Şehit İmam İbnu Nehhas Ebu Davud’un rivayet etmiş olduğu ve az önce zikri geçen hadisin şerhinde şöyle söyledi; “İnsanlar Cihad ibadetini terk edip ziraate yöneldikleri zaman, kâfirler Müslümanların bu gafletini, savaşa hazırlıksız oluşunu ve içinde bulundukları hale rıza göstermelerini fırsat bilerek onlara musallat olacaktır. Müslümanlar, Allah yolunda Cihad etmek, kâfirlere karşı kaba olmak, dine ve ehline yardım edip Allah’ın kelimesini yüceltmek, küfrü ve kâfirleri zillete mecbur etmek gibi zayi etmiş oldukları sabiteleri tekrar ihya edinceye kadar müstehak oldukları zilletin içerisinde bocalamaya devam edecekler. Zaten Allah Rasûlü (sallallahu aleyhi ve sellem)’in “Allah sizin üzerinize dininize dönünceye kadar kaldırmayacağı bir zillet musallat eder." buyurması, Cihad ibadetinden yüz çevirip dünyaya yapışıp kalmanın dinden uzaklaşmak ve ondan soyutlanmak manasına geldiğine bir işarettir. Bu da kişiye apaçık bir günah olarak yeter.”
Ancak burada zikredilen dinden uzaklaşmak ve ondan soyutlanmak (Allah (azze ve celle) daha iyi bilir) kişinin kâfir olması manasına gelmez. Öyle zannediyorum ki ilim ehlinden hiç kimse cihadı terk edip dünya nimetlerine yapışıp kalan insanın küfrüne hükmetmemiştir. Ancak burada kastedilen icmali mana şudur; Müslümanlar Cihad ibadetini terk edip, dünya nimetlerine yapışıp kalınca kâfirler bundan istifade ederek Müslümanların beldelerine hakim olacaklar.
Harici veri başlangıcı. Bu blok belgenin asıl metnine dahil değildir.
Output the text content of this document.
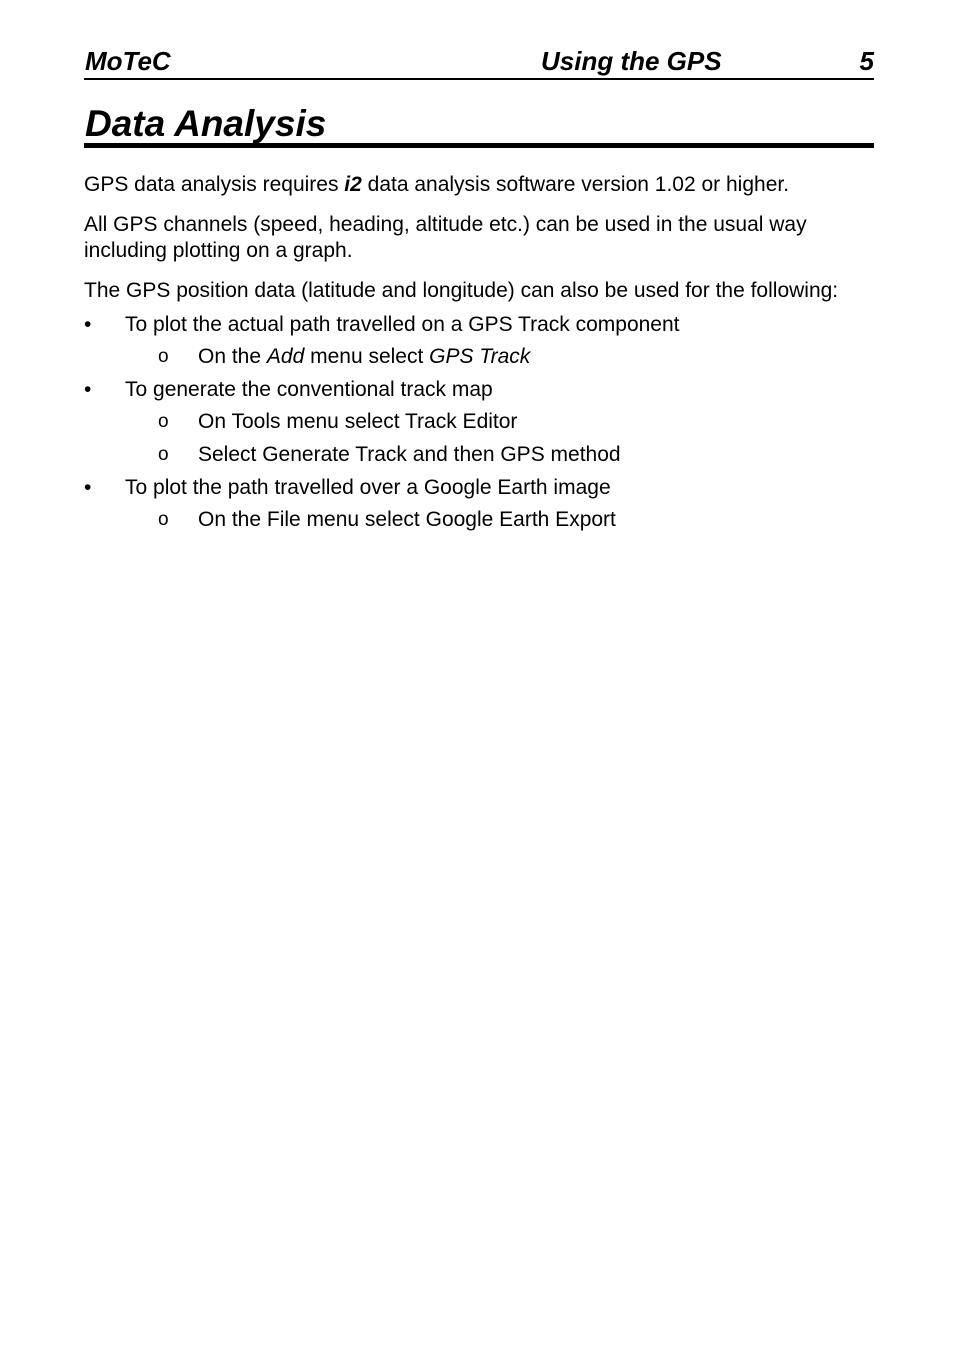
MoTeC	Using the GPS	5
Data Analysis

GPS data analysis requires i2 data analysis software version 1.02 or higher.

All GPS channels (speed, heading, altitude etc.) can be used in the usual way including plotting on a graph.

The GPS position data (latitude and longitude) can also be used for the following:

•	To plot the actual path travelled on a GPS Track component
o On the Add menu select GPS Track
•	To generate the conventional track map
o On Tools menu select Track Editor
o Select Generate Track and then GPS method
•	To plot the path travelled over a Google Earth image
o On the File menu select Google Earth Export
O beldelerde kalplerinde gizlemiş oldukları kin ve nefret ile beraber küfür kanunları ile hükmedecekler. Günahlar normalleşecek, küfür insanlar arasında yaygınlaşacak ve tabii olarak din insanların kalplerinde zayıflayacak. Bu musibeti babalarından miras alan nesiller dinden ve haktan habersiz küfür ve sapıklık üzerine neşvünema bulacaklar. Rabbim bizleri muhafaza etsin. Bunun canlı şahidi bugün Endülüs topraklarıdır. Sanki İslam o topraklara hiç uğramamış.
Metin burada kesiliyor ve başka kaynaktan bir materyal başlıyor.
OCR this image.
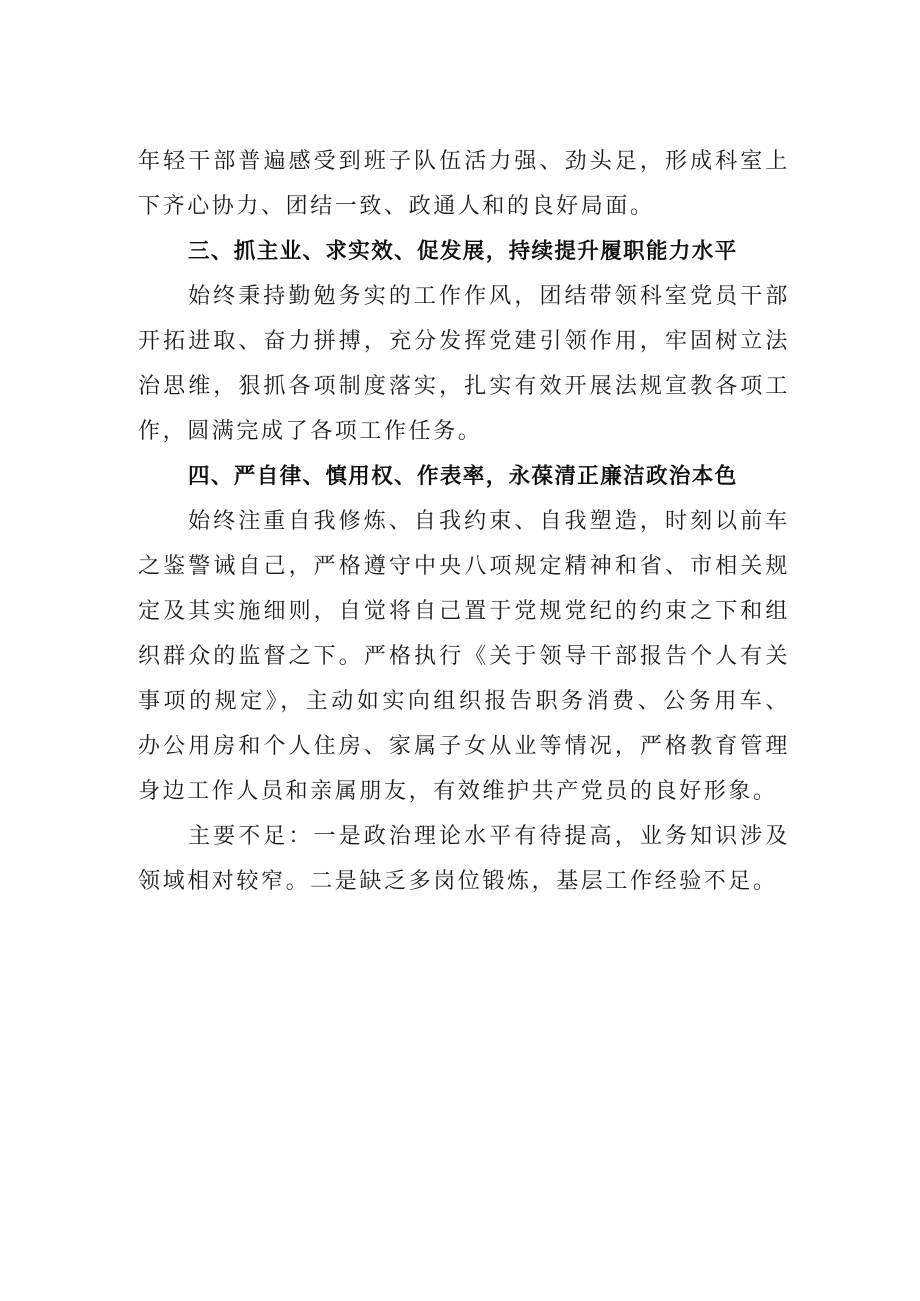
年轻干部普遍感受到班子队伍活力强、劲头足，形成科室上下齐心协力、团结一致、政通人和的良好局面。

三、抓主业、求实效、促发展，持续提升履职能力水平

始终秉持勤勉务实的工作作风，团结带领科室党员干部开拓进取、奋力拼搏，充分发挥党建引领作用，牢固树立法治思维，狠抓各项制度落实，扎实有效开展法规宣教各项工作，圆满完成了各项工作任务。

四、严自律、慎用权、作表率，永葆清正廉洁政治本色

始终注重自我修炼、自我约束、自我塑造，时刻以前车之鉴警诫自己，严格遵守中央八项规定精神和省、市相关规定及其实施细则，自觉将自己置于党规党纪的约束之下和组织群众的监督之下。严格执行《关于领导干部报告个人有关事项的规定》，主动如实向组织报告职务消费、公务用车、办公用房和个人住房、家属子女从业等情况，严格教育管理身边工作人员和亲属朋友，有效维护共产党员的良好形象。

主要不足：一是政治理论水平有待提高，业务知识涉及领域相对较窄。二是缺乏多岗位锻炼，基层工作经验不足。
Yani kâfirleri def etmek, Müslümanların dinlerini ve diyarlarını korumak yalnızca Cihad ibadetiyle gerçekleşir. Hadis aynı zamanda davetçilerin bu husustaki Cihadının, insanları tekrar eski izzetlerine ve kerametlerine kavuşturacak olan Cihad ibadetine davet etmeleri olduğuna da işaret ediyor. Âlimler ve davetçiler bu hadis ışığında insanlara İslam’ın tekrar eski izzetine kavuşabilmesi için başvurulacak yegane yolun Cihad ibadeti olduğunu beyan edip, insanları kâfirlere karşı Cihad etmeye teşvik etmeleri gerekir.
Nitekim kimi âlimler Cihad ibadetinin İslam dininin rükünlerinden bir rükün olduğu görüşündedir. Doğrusu, İbnul Kasım el-Hanbeli’nin de söylediği gibi Cihad ibadeti böyle olmaya layıktır; “Kimileri Cihad ibadetini İslam dininin altıncı rüknü olarak addetmiştir. Bu nedenle İslam’ın beş rüknünü zikrettikten sonra Cihad ibadetini de zikrederler”
Rabbim bizleri kendi yolunda gerisin geriye dönmeden, ecrini Allah (azze ve celle)’den umarak Cihad ibadetini eda eden kullarından kılsın.
Allah’a hamd ve Rasûlü Muhammed’e salât ve selam olsun. Davamızın sonu âlemlerin Rabbi olan Allah'a hamd etmektir.